IRIT

The skills of the team SAMoVA (Structuring, Analysis and Modeling of video and audio documents) of IRIT laboratory (UMR 5505 CNRS / Paul Sabatier University / INPT) are located towards the project at several levels:

A part of the team's work are based on the use of an algorithm which has as purpose the segmentation of the speech signal in areas almost stationary. This localization enables more relevant extraction of information in the field of prosodic analysis, an identification of the language or the speaker, a detection of the Speech/Music whatever the enviroment, the noise, the speakers or the language. This segmentation adds a temporal dimension rarely taken into account explicitly in speech. A system detecting the speech and the music, developed by Julien Pinquier, takes advantage of this segmentation and uses discriminant parameters such as the modulation of energy at 4Hz and the modulation of the entropy. This efficient system gives hope its adaptation to the context of noisy recordings DIADEMS project will be of a great interest.

A system of speaker diarization has been recently developped in the team by El Khoury:the GLR-BIC segmentation allows the detection of short (duration of half a second) segments reliably unlike the majority of other systems.

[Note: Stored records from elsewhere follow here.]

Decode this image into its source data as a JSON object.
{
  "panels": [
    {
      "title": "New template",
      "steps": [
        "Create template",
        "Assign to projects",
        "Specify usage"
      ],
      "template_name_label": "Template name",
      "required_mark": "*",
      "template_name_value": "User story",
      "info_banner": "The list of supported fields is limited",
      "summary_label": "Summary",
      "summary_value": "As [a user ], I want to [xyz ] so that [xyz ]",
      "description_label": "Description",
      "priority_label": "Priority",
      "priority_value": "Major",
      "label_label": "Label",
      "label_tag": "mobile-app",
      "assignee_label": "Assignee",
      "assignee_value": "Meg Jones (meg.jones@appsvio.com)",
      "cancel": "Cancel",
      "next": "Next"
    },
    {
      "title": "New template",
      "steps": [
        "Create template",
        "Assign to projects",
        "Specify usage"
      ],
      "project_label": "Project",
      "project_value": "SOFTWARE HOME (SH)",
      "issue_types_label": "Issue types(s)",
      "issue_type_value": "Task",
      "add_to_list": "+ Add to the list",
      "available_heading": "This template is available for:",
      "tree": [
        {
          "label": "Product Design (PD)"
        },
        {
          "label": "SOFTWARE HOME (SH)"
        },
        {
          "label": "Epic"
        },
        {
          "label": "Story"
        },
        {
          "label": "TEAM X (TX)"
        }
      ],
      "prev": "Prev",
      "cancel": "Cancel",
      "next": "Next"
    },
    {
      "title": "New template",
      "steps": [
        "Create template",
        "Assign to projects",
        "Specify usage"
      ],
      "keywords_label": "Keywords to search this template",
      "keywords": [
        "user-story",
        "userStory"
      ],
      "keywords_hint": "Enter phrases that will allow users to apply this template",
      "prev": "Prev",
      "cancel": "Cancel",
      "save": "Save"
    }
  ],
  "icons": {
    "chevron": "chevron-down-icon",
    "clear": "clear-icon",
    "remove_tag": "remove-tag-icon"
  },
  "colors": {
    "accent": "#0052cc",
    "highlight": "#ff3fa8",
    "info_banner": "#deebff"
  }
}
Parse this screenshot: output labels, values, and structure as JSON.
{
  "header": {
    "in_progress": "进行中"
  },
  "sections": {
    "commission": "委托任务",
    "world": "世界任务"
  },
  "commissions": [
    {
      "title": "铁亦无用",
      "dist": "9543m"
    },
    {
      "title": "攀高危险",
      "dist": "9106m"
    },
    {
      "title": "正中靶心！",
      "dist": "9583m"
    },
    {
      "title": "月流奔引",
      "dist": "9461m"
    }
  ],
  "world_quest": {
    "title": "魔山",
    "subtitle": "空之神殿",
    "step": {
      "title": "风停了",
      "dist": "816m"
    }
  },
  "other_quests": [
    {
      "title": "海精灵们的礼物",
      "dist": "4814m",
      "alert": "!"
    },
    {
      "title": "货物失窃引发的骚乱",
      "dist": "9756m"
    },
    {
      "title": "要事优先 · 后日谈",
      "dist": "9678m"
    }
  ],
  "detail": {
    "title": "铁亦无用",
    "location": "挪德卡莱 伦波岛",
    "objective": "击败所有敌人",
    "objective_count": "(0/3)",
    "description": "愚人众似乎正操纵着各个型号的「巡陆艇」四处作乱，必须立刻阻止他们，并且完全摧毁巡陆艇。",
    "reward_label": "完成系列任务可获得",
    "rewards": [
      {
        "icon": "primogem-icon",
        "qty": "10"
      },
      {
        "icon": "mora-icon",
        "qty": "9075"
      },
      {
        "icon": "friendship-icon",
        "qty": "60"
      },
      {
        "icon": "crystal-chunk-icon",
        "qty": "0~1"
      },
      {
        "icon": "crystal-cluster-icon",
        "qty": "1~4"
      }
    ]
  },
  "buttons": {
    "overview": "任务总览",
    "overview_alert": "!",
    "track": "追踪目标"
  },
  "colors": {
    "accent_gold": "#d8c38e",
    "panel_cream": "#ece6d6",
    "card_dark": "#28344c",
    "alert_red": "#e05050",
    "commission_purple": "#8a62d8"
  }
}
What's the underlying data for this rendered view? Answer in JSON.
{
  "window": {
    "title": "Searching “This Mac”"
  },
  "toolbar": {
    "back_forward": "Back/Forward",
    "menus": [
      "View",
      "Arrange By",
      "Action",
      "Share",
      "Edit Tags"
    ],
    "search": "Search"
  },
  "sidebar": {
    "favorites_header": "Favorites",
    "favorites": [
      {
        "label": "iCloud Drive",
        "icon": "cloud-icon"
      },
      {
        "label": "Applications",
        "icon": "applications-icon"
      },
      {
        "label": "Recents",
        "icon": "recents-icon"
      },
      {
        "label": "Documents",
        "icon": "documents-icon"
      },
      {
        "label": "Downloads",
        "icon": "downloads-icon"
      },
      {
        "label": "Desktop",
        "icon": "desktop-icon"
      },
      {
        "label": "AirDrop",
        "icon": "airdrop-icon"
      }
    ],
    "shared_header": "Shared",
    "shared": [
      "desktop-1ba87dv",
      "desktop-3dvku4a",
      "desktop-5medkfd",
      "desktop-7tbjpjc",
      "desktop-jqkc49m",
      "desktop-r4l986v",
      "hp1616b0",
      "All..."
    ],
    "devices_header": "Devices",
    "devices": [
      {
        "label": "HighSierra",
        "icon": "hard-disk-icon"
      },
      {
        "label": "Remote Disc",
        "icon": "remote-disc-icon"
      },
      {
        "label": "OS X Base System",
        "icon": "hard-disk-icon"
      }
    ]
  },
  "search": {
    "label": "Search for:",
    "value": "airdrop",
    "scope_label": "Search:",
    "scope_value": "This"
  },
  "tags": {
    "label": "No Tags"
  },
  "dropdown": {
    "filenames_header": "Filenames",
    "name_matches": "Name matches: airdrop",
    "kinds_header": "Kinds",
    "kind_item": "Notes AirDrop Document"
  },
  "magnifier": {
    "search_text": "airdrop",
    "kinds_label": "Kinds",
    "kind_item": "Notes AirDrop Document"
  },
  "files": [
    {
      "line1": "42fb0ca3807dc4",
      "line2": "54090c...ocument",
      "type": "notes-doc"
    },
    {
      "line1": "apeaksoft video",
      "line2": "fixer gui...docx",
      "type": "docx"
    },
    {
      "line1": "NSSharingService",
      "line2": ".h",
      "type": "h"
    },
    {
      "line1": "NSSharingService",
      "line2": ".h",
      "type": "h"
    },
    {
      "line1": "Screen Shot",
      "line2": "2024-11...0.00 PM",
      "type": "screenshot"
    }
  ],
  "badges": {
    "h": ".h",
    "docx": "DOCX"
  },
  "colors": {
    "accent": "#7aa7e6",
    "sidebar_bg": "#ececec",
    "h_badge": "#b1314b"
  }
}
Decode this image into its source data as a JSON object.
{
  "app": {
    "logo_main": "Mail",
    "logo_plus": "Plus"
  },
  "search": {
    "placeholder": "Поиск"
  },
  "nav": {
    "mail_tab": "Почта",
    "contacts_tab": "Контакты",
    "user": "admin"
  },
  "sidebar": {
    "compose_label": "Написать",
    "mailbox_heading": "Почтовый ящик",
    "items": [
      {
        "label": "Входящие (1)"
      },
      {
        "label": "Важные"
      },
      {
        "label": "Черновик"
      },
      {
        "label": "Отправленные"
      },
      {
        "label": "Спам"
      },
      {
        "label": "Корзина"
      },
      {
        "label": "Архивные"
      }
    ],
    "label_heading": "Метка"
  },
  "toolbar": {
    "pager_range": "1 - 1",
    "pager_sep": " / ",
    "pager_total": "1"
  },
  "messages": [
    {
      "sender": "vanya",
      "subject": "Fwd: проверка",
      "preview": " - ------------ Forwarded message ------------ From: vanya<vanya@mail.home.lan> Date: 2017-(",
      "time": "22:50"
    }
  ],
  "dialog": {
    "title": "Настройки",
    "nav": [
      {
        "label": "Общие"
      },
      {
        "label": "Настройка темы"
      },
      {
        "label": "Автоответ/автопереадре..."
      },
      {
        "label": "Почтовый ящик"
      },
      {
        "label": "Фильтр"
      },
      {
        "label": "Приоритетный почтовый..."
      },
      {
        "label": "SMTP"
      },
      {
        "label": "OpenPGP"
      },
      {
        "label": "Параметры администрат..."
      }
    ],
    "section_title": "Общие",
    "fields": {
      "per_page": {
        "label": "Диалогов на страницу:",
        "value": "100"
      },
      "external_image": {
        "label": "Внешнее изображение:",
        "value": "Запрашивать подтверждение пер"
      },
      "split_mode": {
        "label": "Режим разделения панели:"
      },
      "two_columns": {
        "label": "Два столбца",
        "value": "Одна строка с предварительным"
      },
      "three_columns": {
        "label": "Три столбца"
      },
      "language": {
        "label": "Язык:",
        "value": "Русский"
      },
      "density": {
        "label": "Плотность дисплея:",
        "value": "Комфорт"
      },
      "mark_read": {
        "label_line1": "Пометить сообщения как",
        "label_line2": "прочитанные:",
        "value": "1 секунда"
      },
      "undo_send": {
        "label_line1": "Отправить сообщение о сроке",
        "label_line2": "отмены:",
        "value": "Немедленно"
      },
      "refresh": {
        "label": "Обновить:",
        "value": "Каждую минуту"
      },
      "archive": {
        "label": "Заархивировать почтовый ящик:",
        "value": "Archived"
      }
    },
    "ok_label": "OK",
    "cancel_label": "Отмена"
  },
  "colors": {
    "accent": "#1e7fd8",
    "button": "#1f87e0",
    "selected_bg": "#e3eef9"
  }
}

The clustering is based on the EVSM method (Eigen Vector Space Models).

A system detecting songs has been developped by IRIT. The method is based on the exploitation of the Vibrato concept . His presence is quantified through a parameter called "extended vibrato" and a simple thresholding which allows getting a system detecting very powerful songs developed by Hélène Lachambre. The evaluation of the method improved the performance by adapting the calculation of the variable and the decision threshold to the context sound "a capella voice" or “voice on instruments”. A very original detection system of polyphony has been also developed and will be provided to the project and used as pre-treatment to the instrumental study.

A method based on Gaussian mixture model has allowed the modelling of sounds such as applause. This type of learning will serve as a basis for recognition of the background noise. A system of detection and identification of audio jingles on the radio was also been developed by Julien Pinquier. The current approach will be taken and adapted to characterize more specific noises (such as surround sound).